I nodded and made the call to the TV station where I work. We are a small town but near a couple of much larger cities so consequently we are more of a media maket than we would be otherwise. In fact we are a network affiliate. Right about now I would have said the PFUI Network or WDHA (Well, Death Has Arrived Network)...but refrained before my penchant for ill-timed humor overcame me and...I totally disgraced myself. (Wouldn't be the first time to be sure.)

I hung up and the silence in that car seemed suddenly almost painful. I knew Jake was considering his next move or at least I assumed so.

"Dylan, I gotta get back to the station. Barton and the forensics guys will take it from here. I gotta get on to notifying the relatives and..."

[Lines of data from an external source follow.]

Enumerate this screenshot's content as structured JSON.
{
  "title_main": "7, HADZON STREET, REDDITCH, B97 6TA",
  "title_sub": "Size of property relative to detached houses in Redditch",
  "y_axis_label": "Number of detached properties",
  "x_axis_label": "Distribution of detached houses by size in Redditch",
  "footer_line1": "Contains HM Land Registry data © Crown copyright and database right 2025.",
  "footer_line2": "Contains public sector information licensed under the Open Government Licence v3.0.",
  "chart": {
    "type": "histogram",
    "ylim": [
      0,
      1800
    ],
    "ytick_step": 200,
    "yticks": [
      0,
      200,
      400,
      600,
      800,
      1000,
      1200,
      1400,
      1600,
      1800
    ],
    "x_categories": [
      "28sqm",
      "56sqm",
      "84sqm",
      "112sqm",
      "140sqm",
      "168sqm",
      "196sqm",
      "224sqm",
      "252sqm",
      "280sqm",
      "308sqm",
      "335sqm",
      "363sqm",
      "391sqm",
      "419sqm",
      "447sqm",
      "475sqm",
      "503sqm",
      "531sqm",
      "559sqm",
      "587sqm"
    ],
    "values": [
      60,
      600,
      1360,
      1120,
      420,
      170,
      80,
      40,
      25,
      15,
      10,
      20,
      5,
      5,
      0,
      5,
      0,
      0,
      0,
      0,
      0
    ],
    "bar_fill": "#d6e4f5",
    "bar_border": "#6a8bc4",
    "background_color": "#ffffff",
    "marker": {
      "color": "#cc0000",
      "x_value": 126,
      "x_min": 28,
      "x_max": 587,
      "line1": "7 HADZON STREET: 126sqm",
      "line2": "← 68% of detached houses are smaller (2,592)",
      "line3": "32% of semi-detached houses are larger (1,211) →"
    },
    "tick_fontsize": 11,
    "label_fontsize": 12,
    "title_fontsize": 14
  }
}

His voice kinda trailed off and again I felt for him.
"Gotcha. See you there."
"Yep."

I got out of the squad car and headed to mine across the street.

Well, this was turning out to be nothing like I had imagined it would be for a normally dismally quiet Friday night in podunk.
"Now what?" I wondered silently to myself.

One of these days I just absolutely must stop asking that question because every time I do, I wind up finding out, and...

RARELY a good thing as I have discovered.